ROME -- Italy said yesterday it agreed with the United States on the need for a "substantial reduction" of Iraq's debt and wanted a wide range of countries to be involved.
US special envoy James Baker met Italian Prime Minister Silvio Berlusconi, a strong supporter of the American-led invasion of Iraq, in the latest stage of Washington's drive to seek support in reducing Iraq's estimated $120 billion debt.
Baker has met French President Jacques Chirac and German Chancellor Gerhard Schroeder, opponents of the war, who said they were prepared to offer substantial debt relief through the Paris Club of leading creditor nations.
A statement from Berlusconi's office said action should be taken through the Paris Club, but also cast the net further, which analysts say is key to resolving Iraq's debt problem.
"Berlusconi and Baker agreed on the need for an agreement with other creditor nations to reduce the debt caused by a dictatorial regime that has reduced Iraq to poverty," the statement said.
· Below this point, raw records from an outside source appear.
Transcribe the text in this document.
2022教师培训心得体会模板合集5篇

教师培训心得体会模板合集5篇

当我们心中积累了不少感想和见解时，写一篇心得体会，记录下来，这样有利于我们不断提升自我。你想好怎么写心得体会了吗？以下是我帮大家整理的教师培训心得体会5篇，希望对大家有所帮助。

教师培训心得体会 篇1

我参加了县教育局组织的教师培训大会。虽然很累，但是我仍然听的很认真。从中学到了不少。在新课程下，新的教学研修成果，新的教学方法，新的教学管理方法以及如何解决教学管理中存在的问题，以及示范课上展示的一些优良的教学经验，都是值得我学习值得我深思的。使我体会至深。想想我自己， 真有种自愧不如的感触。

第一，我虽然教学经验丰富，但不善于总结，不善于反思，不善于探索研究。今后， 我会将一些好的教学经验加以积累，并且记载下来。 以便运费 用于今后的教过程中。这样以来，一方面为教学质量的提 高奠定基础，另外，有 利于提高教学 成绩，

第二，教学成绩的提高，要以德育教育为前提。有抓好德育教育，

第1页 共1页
White House spokesman Scott McClellan called the Baker-Berlusconi meeting productive. "We welcome the prime minister's statement supporting substantial debt reduction from Iraq in the Paris Club in 2004," he said.
Claims from Gulf Arab nations like Saudi Arabia, Kuwait, and the United Arab Emirates could amount to $45 billion -- more than is owed to the 19 Paris Club nations. The Gulf nations say this money was given in loans, while the Iraqis argue it was aid to fight Iran in the 1980s.
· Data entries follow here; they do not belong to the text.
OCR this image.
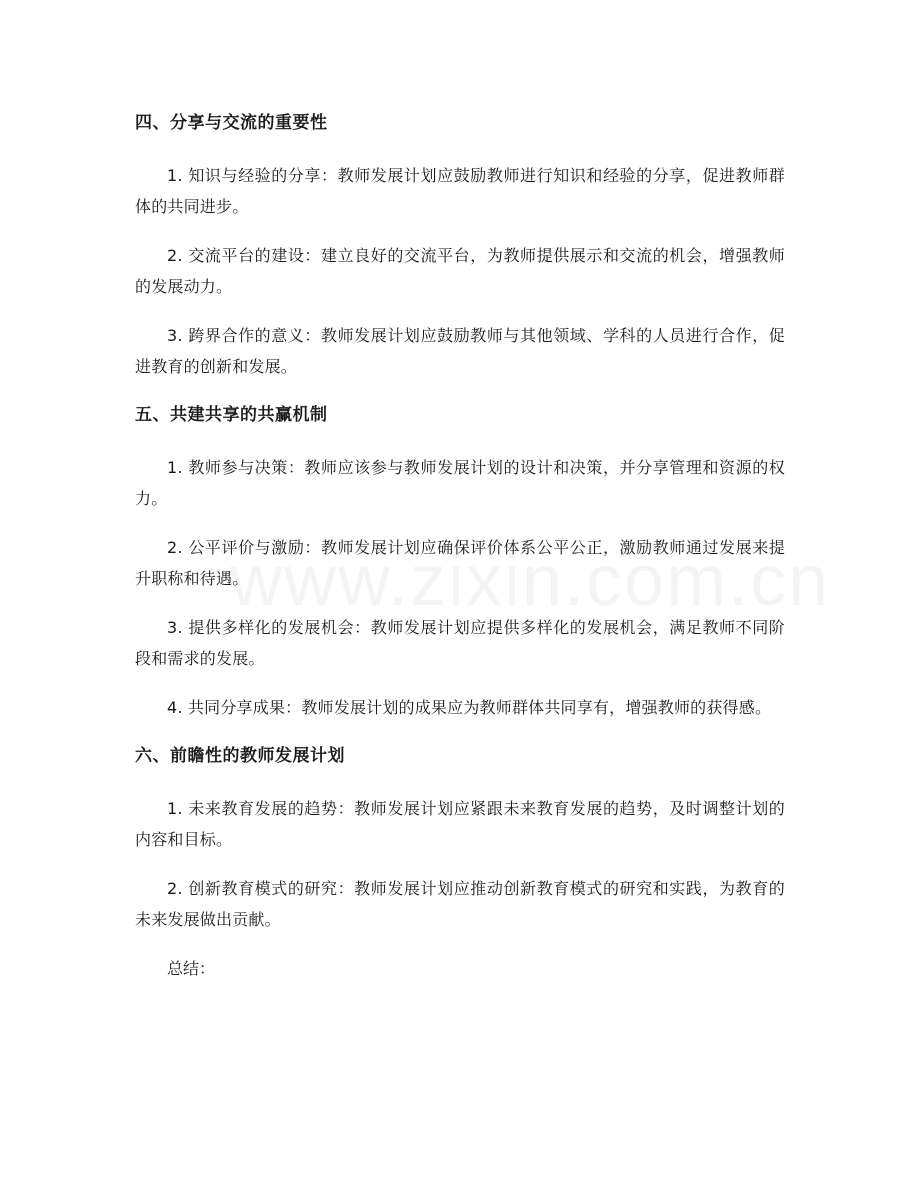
四、分享与交流的重要性

1. 知识与经验的分享：教师发展计划应鼓励教师进行知识和经验的分享，促进教师群体的共同进步。

2. 交流平台的建设：建立良好的交流平台，为教师提供展示和交流的机会，增强教师的发展动力。

3. 跨界合作的意义：教师发展计划应鼓励教师与其他领域、学科的人员进行合作，促进教育的创新和发展。

五、共建共享的共赢机制

1. 教师参与决策：教师应该参与教师发展计划的设计和决策，并分享管理和资源的权力。

2. 公平评价与激励：教师发展计划应确保评价体系公平公正，激励教师通过发展来提升职称和待遇。

3. 提供多样化的发展机会：教师发展计划应提供多样化的发展机会，满足教师不同阶段和需求的发展。

4. 共同分享成果：教师发展计划的成果应为教师群体共同享有，增强教师的获得感。

六、前瞻性的教师发展计划

1. 未来教育发展的趋势：教师发展计划应紧跟未来教育发展的趋势，及时调整计划的内容和目标。

2. 创新教育模式的研究：教师发展计划应推动创新教育模式的研究和实践，为教育的未来发展做出贡献。

总结：
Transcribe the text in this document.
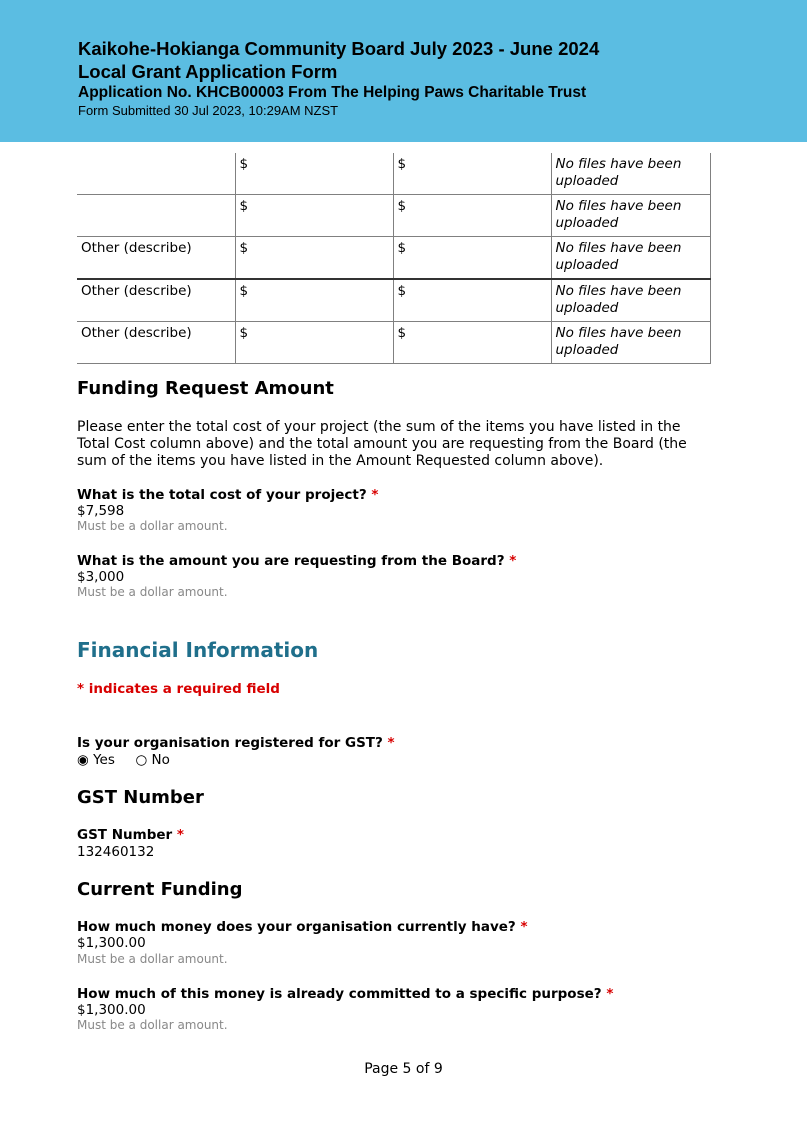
Kaikohe-Hokianga Community Board July 2023 - June 2024
Local Grant Application Form
Application No. KHCB00003 From The Helping Paws Charitable Trust
Form Submitted 30 Jul 2023, 10:29AM NZST
	$	$	No files have been uploaded
	$	$	No files have been uploaded
Other (describe)	$	$	No files have been uploaded
Other (describe)	$	$	No files have been uploaded
Other (describe)	$	$	No files have been uploaded
Funding Request Amount
Please enter the total cost of your project (the sum of the items you have listed in the Total Cost column above) and the total amount you are requesting from the Board (the sum of the items you have listed in the Amount Requested column above).
What is the total cost of your project? *
$7,598
Must be a dollar amount.
What is the amount you are requesting from the Board? *
$3,000
Must be a dollar amount.
Financial Information
* indicates a required field
Is your organisation registered for GST? *
◉ Yes ○ No
GST Number
GST Number *
132460132
Current Funding
How much money does your organisation currently have? *
$1,300.00
Must be a dollar amount.
How much of this money is already committed to a specific purpose? *
$1,300.00
Must be a dollar amount.
Page 5 of 9
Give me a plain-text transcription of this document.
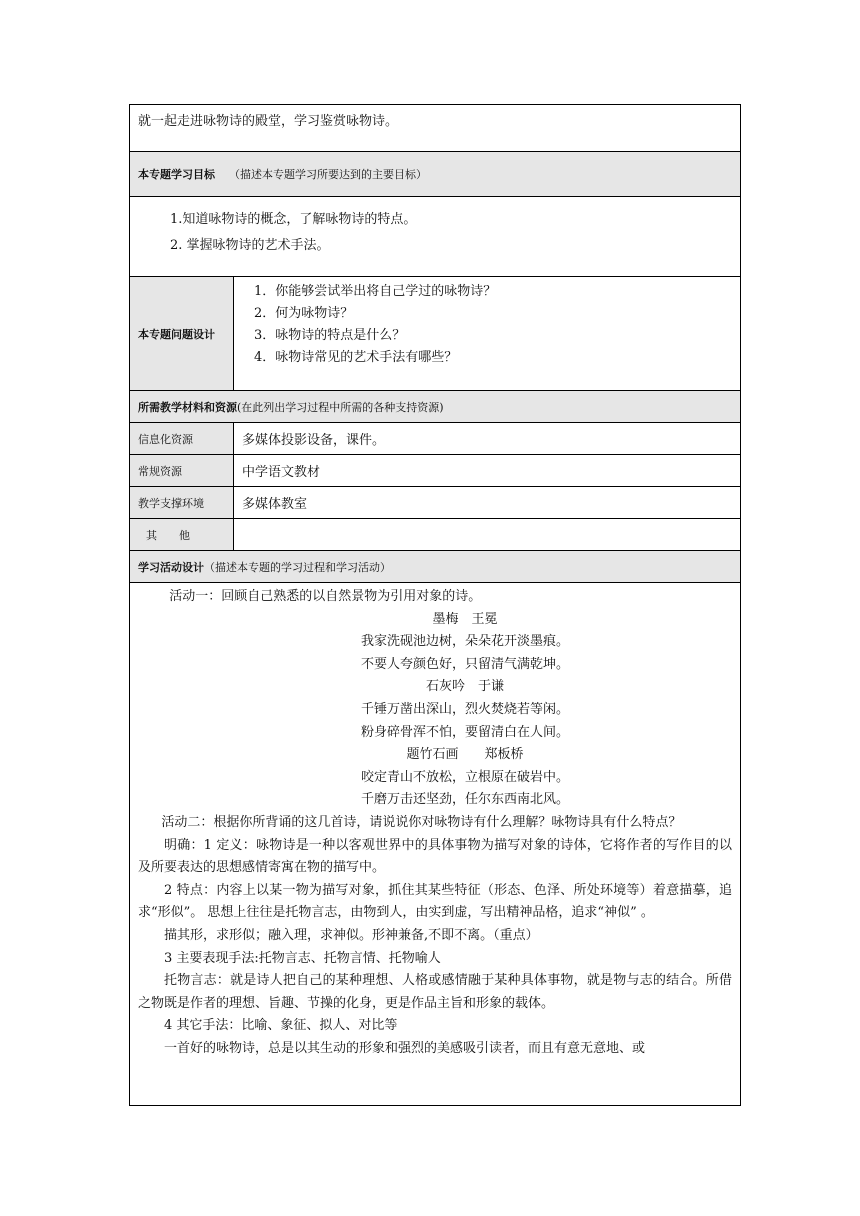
就一起走进咏物诗的殿堂，学习鉴赏咏物诗。
本专题学习目标 （描述本专题学习所要达到的主要目标）
1.知道咏物诗的概念，了解咏物诗的特点。
2. 掌握咏物诗的艺术手法。
本专题问题设计
1．你能够尝试举出将自己学过的咏物诗？
2．何为咏物诗？
3．咏物诗的特点是什么？
4．咏物诗常见的艺术手法有哪些？
所需教学材料和资源 (在此列出学习过程中所需的各种支持资源)
信息化资源	多媒体投影设备，课件。
常规资源	中学语文教材
教学支撑环境	多媒体教室
其　　他
学习活动设计 （描述本专题的学习过程和学习活动）

活动一：回顾自己熟悉的以自然景物为引用对象的诗。

墨梅　王冕

我家洗砚池边树，朵朵花开淡墨痕。

不要人夸颜色好，只留清气满乾坤。

石灰吟　于谦

千锤万凿出深山，烈火焚烧若等闲。

粉身碎骨浑不怕，要留清白在人间。

题竹石画　　郑板桥

咬定青山不放松，立根原在破岩中。

千磨万击还坚劲，任尔东西南北风。

活动二：根据你所背诵的这几首诗，请说说你对咏物诗有什么理解？咏物诗具有什么特点？

明确：1 定义：咏物诗是一种以客观世界中的具体事物为描写对象的诗体，它将作者的写作目的以及所要表达的思想感情寄寓在物的描写中。

2 特点：内容上以某一物为描写对象，抓住其某些特征（形态、色泽、所处环境等）着意描摹，追求“形似”。 思想上往往是托物言志，由物到人，由实到虚，写出精神品格，追求“神似” 。

描其形，求形似；融入理，求神似。形神兼备,不即不离。（重点）

3 主要表现手法:托物言志、托物言情、托物喻人

托物言志：就是诗人把自己的某种理想、人格或感情融于某种具体事物，就是物与志的结合。所借之物既是作者的理想、旨趣、节操的化身，更是作品主旨和形象的载体。

4 其它手法：比喻、象征、拟人、对比等

一首好的咏物诗，总是以其生动的形象和强烈的美感吸引读者，而且有意无意地、或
Baker is to meet British Prime Minister Tony Blair, the US's main ally in Iraq, today before making a potentially more difficult trip to see Russian President Vladimir Putin, a staunch war opponent.
Much of the estimated $8 billion owed to Russia is for arms sales to Saddam Hussein.
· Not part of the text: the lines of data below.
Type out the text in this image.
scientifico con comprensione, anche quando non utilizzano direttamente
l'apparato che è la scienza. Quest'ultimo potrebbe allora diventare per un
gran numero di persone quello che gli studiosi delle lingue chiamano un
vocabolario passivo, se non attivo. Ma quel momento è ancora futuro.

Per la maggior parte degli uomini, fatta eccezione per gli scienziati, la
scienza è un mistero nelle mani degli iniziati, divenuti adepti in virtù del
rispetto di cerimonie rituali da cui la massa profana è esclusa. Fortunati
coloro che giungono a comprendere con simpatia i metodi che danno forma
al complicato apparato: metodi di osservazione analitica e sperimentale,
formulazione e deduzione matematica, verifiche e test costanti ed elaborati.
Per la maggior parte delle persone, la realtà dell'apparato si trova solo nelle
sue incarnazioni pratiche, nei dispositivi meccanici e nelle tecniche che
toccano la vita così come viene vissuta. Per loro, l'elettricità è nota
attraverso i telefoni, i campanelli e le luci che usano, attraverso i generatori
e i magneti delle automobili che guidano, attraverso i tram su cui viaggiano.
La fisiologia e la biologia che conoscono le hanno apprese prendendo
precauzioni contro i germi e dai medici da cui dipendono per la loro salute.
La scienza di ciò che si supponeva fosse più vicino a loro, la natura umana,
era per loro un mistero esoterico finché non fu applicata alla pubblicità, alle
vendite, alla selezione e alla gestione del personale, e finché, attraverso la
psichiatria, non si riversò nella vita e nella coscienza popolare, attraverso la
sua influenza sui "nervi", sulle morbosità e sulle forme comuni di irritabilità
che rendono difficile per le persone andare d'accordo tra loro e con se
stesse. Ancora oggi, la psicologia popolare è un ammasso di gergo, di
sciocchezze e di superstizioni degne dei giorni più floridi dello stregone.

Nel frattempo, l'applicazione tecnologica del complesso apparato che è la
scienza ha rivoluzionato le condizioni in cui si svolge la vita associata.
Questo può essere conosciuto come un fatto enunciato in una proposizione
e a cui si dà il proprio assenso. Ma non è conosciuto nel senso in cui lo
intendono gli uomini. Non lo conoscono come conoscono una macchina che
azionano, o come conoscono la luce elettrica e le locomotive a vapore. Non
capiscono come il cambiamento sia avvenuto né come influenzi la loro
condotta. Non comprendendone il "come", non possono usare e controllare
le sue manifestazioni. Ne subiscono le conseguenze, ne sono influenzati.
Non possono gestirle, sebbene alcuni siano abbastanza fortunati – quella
Analysts say Moscow is keen to ensure its interests in Iraq are recognized, especially contracts signed for developing huge oil fields in a country with the second largest oil reserves in the world.
According to a study by the US-based Center for Strategic and International Studies, Russia accounts for 90 percent of the $56 billion in pending Iraqi contracts signed during the Hussein era.
Russian officials were reticent ahead of Baker's meeting with Putin today. "Russia's position in regards to Iraq debt has not changed," said a Russian finance official, adding the issue should be solved within the Paris Club.